The digital world is constantly changing, and with it come new threats to remote work, customer data, and employee privacy. Cyber breaches, confidentiality and privacy issues, third-party risks, and security incidents are among the top IT risks that organizations must be able to manage and assess. To protect against these risks, organizations should carry out a technological risk assessment at least once a year or more frequently as their technological landscape changes or new systems are introduced. Phishing is a type of social engineering attack that uses misrepresentation to obtain sensitive information.
It involves the creation of a false identity or scenario to trick a person into disclosing information. Malware is any software that has a harmful intent, such as stealing or corrupting data, crashing systems, or secretly recording computer activity. It can infect computers through a “pop-up window” that appears while browsing the Internet or after an employee accidentally downloads infected files. Poorly chosen employee passwords can also increase an organization's exposure to security risks.

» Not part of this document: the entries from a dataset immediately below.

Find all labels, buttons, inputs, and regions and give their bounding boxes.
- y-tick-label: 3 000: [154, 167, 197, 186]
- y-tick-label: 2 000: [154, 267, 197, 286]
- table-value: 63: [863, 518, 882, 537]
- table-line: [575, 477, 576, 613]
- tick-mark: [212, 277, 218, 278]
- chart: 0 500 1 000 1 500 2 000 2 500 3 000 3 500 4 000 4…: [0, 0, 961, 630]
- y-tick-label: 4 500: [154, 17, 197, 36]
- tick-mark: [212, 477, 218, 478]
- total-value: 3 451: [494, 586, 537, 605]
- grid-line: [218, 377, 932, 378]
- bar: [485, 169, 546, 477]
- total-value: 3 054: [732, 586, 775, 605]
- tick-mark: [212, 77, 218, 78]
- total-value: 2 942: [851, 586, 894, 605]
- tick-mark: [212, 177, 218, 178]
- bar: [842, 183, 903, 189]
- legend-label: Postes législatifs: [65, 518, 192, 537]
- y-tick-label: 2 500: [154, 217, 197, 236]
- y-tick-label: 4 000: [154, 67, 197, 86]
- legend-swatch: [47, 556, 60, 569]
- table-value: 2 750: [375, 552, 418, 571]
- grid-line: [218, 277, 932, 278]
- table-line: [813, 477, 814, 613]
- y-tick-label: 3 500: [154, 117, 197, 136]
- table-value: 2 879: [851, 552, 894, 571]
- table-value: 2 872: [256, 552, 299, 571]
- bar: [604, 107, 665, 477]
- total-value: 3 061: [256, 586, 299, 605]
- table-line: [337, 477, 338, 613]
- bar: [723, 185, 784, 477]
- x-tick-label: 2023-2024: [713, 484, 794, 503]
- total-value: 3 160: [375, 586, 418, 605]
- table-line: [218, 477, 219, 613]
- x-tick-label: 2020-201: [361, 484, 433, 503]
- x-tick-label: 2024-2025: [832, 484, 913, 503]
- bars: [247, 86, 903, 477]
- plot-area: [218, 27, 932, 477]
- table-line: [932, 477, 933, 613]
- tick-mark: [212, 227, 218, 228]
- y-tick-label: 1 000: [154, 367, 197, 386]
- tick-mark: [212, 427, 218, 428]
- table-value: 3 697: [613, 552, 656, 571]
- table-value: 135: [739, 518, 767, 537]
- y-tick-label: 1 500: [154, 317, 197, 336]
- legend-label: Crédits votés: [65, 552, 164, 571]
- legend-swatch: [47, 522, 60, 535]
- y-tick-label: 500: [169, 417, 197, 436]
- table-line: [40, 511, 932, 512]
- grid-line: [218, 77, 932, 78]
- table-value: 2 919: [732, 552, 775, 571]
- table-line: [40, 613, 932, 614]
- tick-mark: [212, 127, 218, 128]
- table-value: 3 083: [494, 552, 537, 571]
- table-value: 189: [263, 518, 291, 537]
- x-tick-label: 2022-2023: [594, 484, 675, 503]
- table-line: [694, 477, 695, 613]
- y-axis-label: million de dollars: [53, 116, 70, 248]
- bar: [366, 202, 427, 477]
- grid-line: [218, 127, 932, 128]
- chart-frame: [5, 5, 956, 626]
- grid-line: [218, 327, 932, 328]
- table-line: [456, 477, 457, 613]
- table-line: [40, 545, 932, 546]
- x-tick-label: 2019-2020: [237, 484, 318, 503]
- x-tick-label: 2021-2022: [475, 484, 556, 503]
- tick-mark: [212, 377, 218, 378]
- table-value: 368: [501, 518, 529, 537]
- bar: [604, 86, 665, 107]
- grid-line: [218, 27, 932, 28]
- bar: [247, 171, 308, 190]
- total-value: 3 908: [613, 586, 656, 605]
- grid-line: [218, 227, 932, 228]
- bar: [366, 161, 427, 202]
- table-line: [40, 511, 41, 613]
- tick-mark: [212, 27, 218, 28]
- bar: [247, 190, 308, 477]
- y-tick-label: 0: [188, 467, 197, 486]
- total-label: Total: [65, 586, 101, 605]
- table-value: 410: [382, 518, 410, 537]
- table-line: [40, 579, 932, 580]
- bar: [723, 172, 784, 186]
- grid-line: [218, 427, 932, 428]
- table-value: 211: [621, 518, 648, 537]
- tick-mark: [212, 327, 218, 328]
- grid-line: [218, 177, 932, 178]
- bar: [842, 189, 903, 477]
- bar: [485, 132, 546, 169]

In addition to these risks, organizations must also be aware of the risks associated with artificial intelligence (AI). AI can introduce risks such as identity theft, data leaks, and potential security breaches. To mitigate these risks, organizations should ensure that users are informed of what data is being collected and obtain their consent; provide proper training and implementation of data sets; test the AI system to ensure it achieves its objectives without allowing unintended effects; implement human oversight of the AI system; and document how and why their AI systems work the way they do. Organizations must be aware of the ever-changing IT risks in order to protect customer, employee, and third-party data.
To do this, they should carry out regular technological risk assessments and be aware of the risks associated with AI. By informing users of what data is being collected, providing proper training and implementation of data sets, testing the AI system, implementing human oversight of the AI system, and documenting how and why their AI systems work, organizations can mitigate these risks and protect their data.